É possível realizar ajustes na proposta ou é necessária a revogação?
Como fazer para ajustar um modelo que produz 27 diferentes tipos de currículo nos Estados ou 1.525 disciplinas? Onde faltam professores nos itinerários formativos ou um professor de Português tem que ministrar aula de Matemática? Onde nos percursos formativos se ofereçam “como aprender a fazer um brigadeiro”, “cuidados pet”, “como se tornar um milionário” ou aulas de RPG? Em São Paulo, por exemplo, faltam professores para 17% das aulas e 37% das escolas oferecerão apenas dois itinerários formativos, mostrando que é uma balela essa história de que os alunos podem escolher o percurso formativo. Assim, defendo (como membro da Proifes-Federação e do Fórum Nacional Popular de Educação) a revogação do Novo Ensino Médio e que, por exemplo, se retorne aos Parâmetros Curriculares de 2015.
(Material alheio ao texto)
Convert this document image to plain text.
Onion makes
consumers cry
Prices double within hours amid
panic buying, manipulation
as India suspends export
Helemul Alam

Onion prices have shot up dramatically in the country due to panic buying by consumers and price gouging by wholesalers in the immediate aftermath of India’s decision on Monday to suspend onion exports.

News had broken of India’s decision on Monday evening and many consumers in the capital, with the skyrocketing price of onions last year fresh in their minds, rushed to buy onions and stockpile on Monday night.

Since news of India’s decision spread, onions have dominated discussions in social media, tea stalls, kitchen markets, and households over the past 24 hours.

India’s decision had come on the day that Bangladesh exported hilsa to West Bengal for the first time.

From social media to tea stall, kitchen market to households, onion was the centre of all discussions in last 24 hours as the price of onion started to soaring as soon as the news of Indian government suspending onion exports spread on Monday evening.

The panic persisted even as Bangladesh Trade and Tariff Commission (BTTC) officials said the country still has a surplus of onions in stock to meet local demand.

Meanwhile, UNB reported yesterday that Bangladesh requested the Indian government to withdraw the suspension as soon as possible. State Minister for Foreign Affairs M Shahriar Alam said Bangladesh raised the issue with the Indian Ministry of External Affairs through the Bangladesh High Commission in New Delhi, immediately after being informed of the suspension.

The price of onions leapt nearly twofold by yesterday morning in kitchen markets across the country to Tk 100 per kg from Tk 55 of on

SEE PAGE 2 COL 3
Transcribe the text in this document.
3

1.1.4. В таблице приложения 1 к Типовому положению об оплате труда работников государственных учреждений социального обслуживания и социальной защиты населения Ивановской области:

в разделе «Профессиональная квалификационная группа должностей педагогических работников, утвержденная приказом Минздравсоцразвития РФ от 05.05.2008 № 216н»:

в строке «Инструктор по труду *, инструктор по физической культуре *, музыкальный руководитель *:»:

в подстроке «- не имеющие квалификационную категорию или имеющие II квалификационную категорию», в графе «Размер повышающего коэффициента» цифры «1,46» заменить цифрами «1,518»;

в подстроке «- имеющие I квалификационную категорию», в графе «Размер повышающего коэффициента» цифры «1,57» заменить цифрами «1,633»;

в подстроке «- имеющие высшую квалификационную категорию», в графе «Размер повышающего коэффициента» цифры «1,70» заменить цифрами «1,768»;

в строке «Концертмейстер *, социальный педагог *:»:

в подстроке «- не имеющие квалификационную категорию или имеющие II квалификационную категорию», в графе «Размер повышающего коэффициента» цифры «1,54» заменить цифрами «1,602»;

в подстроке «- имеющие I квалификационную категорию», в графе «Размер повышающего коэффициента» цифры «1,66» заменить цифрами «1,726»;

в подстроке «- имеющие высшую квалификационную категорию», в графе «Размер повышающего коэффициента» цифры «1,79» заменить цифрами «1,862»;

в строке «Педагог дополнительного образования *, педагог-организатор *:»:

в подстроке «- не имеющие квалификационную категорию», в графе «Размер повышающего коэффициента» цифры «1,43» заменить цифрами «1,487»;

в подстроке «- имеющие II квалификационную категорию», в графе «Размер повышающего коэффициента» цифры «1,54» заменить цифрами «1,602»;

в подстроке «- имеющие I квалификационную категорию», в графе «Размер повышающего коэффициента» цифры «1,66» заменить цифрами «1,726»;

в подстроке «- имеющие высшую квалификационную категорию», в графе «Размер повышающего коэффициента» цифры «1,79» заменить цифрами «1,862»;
Como tem sido o diálogo com o MEC?
Não tem sido fácil. Há boa vontade em ouvir, mas também resistência em mudar. Enfim, o atual MEC reconhece o problema do Ensino Médio e abriu discussão com a sociedade sobre o que fazer, defendendo apenas ajustes. Os interesses sobre o assunto são muito grandes, cito dois, que acabam formatando o modelo: para preparar mão de obra, por isso deve ser de formação terminativa; ou pode ser visto como etapa intermediária, onde prepara para o ensino superior, num com 75% de instituições privadas de ensino superior. Além disso, há o grande interesse na produção e venda de material didático, via as fundações e institutos privados, pagos com fundos públicos. A formação de nossa juventude está em disputa, nem sempre por nobres interesses.